Question

Find all solutions of the equation in the interval ((0,2π)) (2cos(θ) - √2 = 0). Write your answer in radians in terms of (π).

A. (θ = π/4)
B. (θ = 3π/4)
C. (θ = 5π/4)
D. (θ = 7π/4)

Answer 1

To find all solutions of the equation 2cos(θ) - √2 = 0 in the interval ((0,2π)), we need to isolate the cosine function and solve for θ. The solutions are θ = π/4, 5π/4, 3π/4, and 7π/4 in radians in terms of π.

Step-by-step explanation:

To find all solutions of the equation 2cos(θ) - √2 = 0 in the interval ((0,2π)), we need to isolate the cosine function and solve for θ.
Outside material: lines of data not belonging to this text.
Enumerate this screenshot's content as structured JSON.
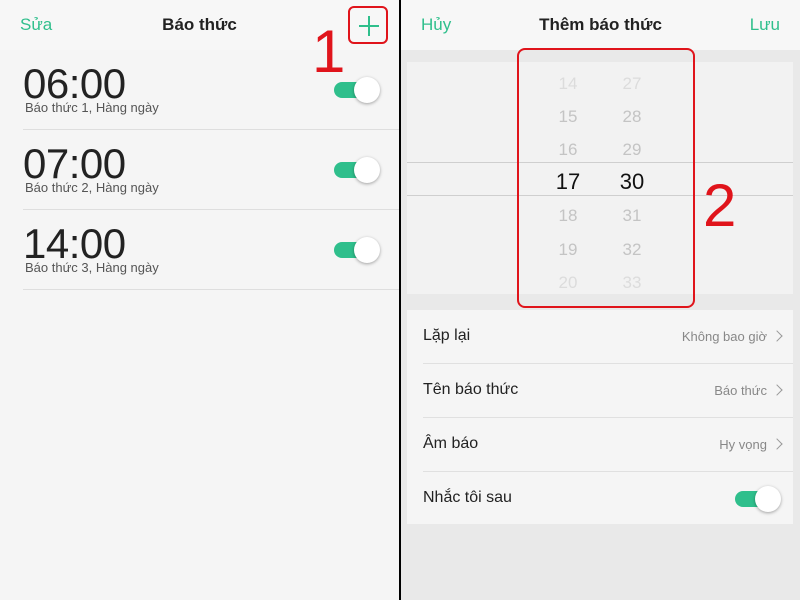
{
  "left": {
    "nav": {
      "edit": "Sửa",
      "title": "Báo thức"
    },
    "marker": "1",
    "alarms": [
      {
        "time": "06:00",
        "subtitle": "Báo thức 1, Hàng ngày",
        "enabled": true
      },
      {
        "time": "07:00",
        "subtitle": "Báo thức 2, Hàng ngày",
        "enabled": true
      },
      {
        "time": "14:00",
        "subtitle": "Báo thức 3, Hàng ngày",
        "enabled": true
      }
    ]
  },
  "right": {
    "nav": {
      "cancel": "Hủy",
      "title": "Thêm báo thức",
      "save": "Lưu"
    },
    "marker": "2",
    "picker": {
      "hours": [
        "14",
        "15",
        "16",
        "17",
        "18",
        "19",
        "20"
      ],
      "minutes": [
        "27",
        "28",
        "29",
        "30",
        "31",
        "32",
        "33"
      ],
      "selected_hour": "17",
      "selected_minute": "30"
    },
    "settings": [
      {
        "label": "Lặp lại",
        "value": "Không bao giờ"
      },
      {
        "label": "Tên báo thức",
        "value": "Báo thức"
      },
      {
        "label": "Âm báo",
        "value": "Hy vọng"
      },
      {
        "label": "Nhắc tôi sau",
        "toggle": true
      }
    ]
  },
  "colors": {
    "accent": "#2fbf8c",
    "annotation": "#e0141b"
  }
}
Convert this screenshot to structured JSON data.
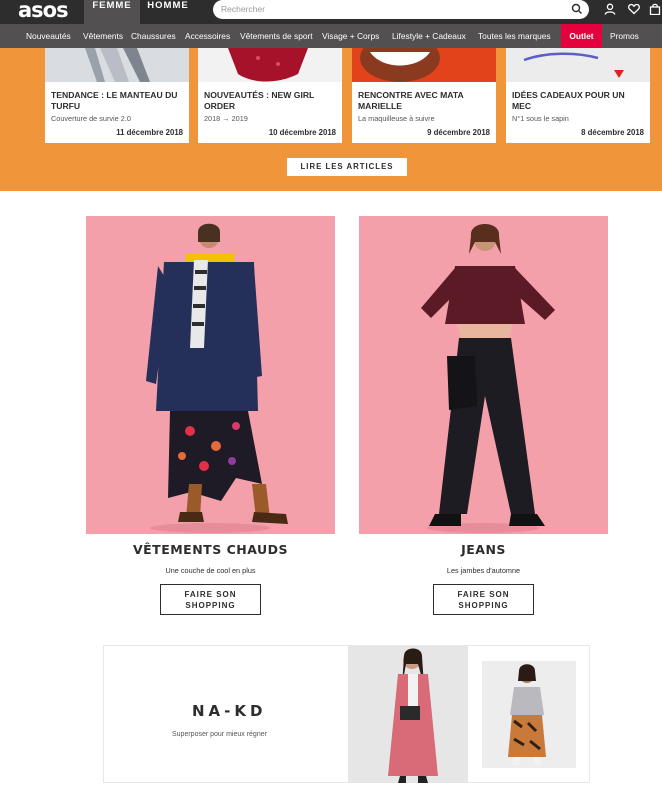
{
  "header": {
    "logo": "asos",
    "gender_tabs": [
      "FEMME",
      "HOMME"
    ],
    "search_placeholder": "Rechercher"
  },
  "nav": {
    "items": [
      "Nouveautés",
      "Vêtements",
      "Chaussures",
      "Accessoires",
      "Vêtements de sport",
      "Visage + Corps",
      "Lifestyle + Cadeaux",
      "Toutes les marques"
    ],
    "outlet": "Outlet",
    "promos": "Promos"
  },
  "articles": [
    {
      "title": "TENDANCE : LE MANTEAU DU TURFU",
      "subtitle": "Couverture de survie 2.0",
      "date": "11 décembre 2018"
    },
    {
      "title": "NOUVEAUTÉS : NEW GIRL ORDER",
      "subtitle": "2018 → 2019",
      "date": "10 décembre 2018"
    },
    {
      "title": "RENCONTRE AVEC MATA MARIELLE",
      "subtitle": "La maquilleuse à suivre",
      "date": "9 décembre 2018"
    },
    {
      "title": "IDÉES CADEAUX POUR UN MEC",
      "subtitle": "N°1 sous le sapin",
      "date": "8 décembre 2018"
    }
  ],
  "read_articles_label": "LIRE LES ARTICLES",
  "promos": [
    {
      "title": "VÊTEMENTS CHAUDS",
      "subtitle": "Une couche de cool en plus",
      "cta_line1": "FAIRE SON",
      "cta_line2": "SHOPPING"
    },
    {
      "title": "JEANS",
      "subtitle": "Les jambes d'automne",
      "cta_line1": "FAIRE SON",
      "cta_line2": "SHOPPING"
    }
  ],
  "brand_banner": {
    "logo": "NA-KD",
    "subtitle": "Superposer pour mieux régner"
  },
  "colors": {
    "orange_band": "#f0953a",
    "outlet": "#e5003e",
    "photo_pink": "#f3a0ab"
  }
}
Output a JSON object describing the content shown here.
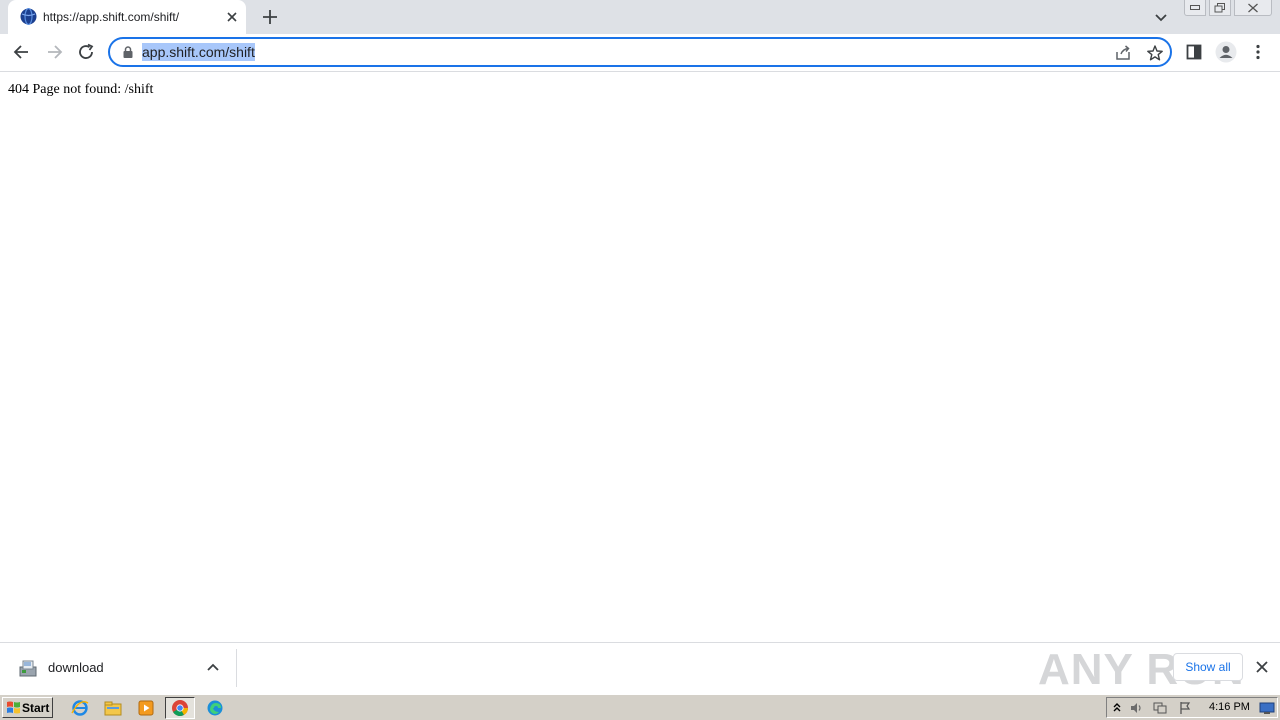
{
  "tab": {
    "title": "https://app.shift.com/shift/"
  },
  "omnibox": {
    "url": "app.shift.com/shift"
  },
  "page": {
    "message": "404 Page not found: /shift"
  },
  "download_shelf": {
    "file_name": "download",
    "show_all_label": "Show all",
    "watermark": "ANY RUN"
  },
  "taskbar": {
    "start_label": "Start",
    "clock": "4:16 PM"
  },
  "colors": {
    "accent": "#1a73e8",
    "selection": "#a8c7fa",
    "tabstrip": "#dee1e6",
    "taskbar": "#d4d0c8"
  }
}
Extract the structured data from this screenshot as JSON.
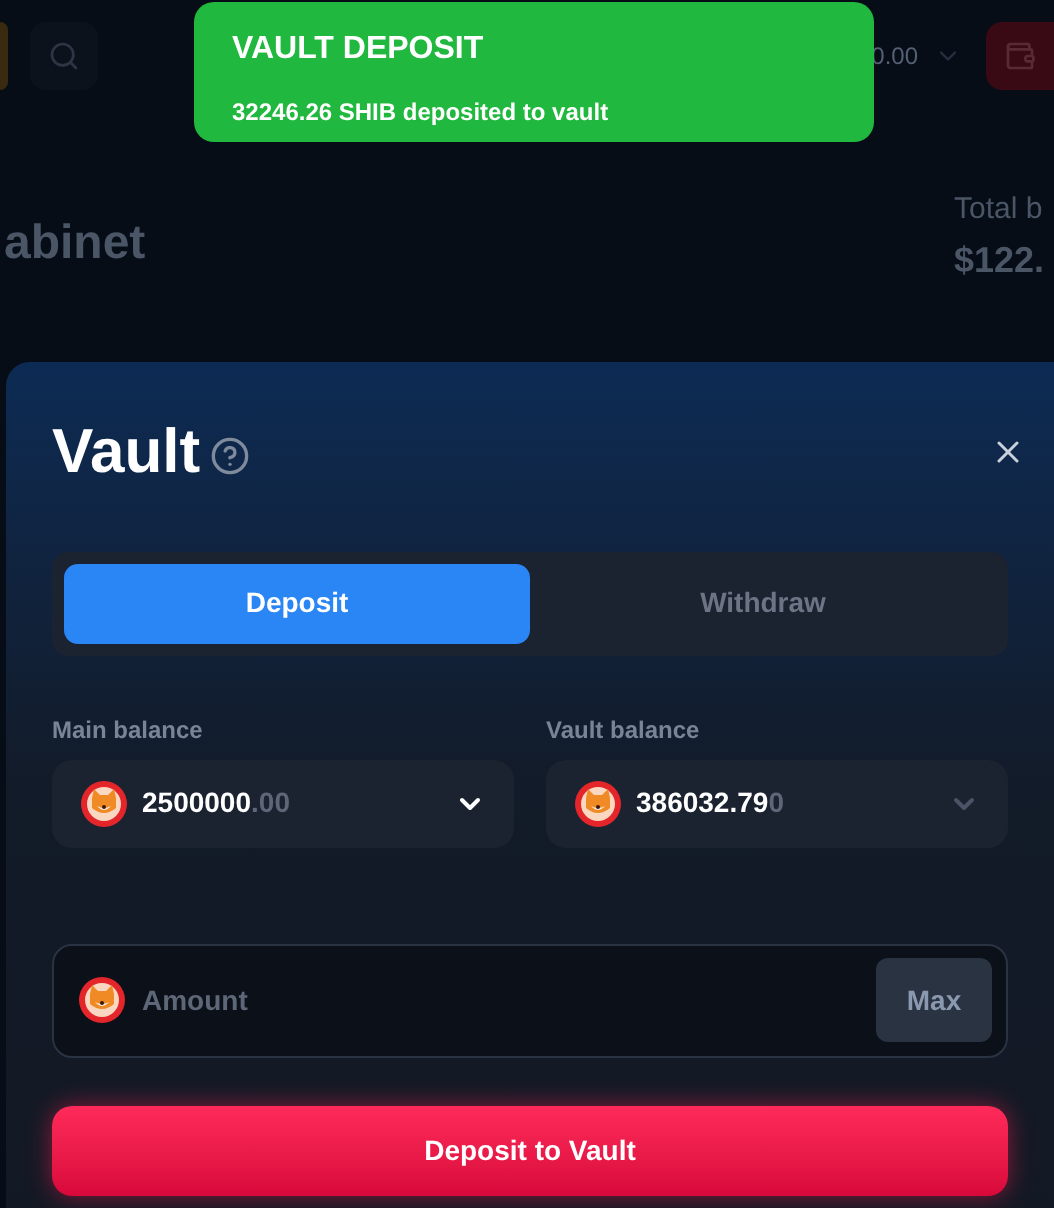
{
  "background": {
    "page_title": "abinet",
    "total_label": "Total b",
    "total_value": "$122.",
    "header_balance": "0.00"
  },
  "toast": {
    "title": "VAULT DEPOSIT",
    "message": "32246.26 SHIB deposited to vault"
  },
  "modal": {
    "title": "Vault",
    "tabs": [
      {
        "label": "Deposit",
        "selected": true
      },
      {
        "label": "Withdraw",
        "selected": false
      }
    ],
    "balances": [
      {
        "label": "Main balance",
        "value": "2500000",
        "decimals": ".00",
        "disabled": false
      },
      {
        "label": "Vault balance",
        "value": "386032.79",
        "decimals": "0",
        "disabled": true
      }
    ],
    "amount": {
      "placeholder": "Amount",
      "max_label": "Max"
    },
    "submit": "Deposit to Vault"
  }
}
Step 1: Add √2 to both sides of the equation: 2cos(θ) = √2.

Step 2: Divide both sides of the equation by 2: cos(θ) = √2/2.

Step 3: Find the reference angles that have a cosine value of √2/2. The reference angles are π/4, 7π/4, 3π/4, and 5π/4.

So, the solutions in radians in terms of π are A. (θ = π/4), C. (θ = 5π/4), B. (θ = 3π/4), and D. (θ = 7π/4).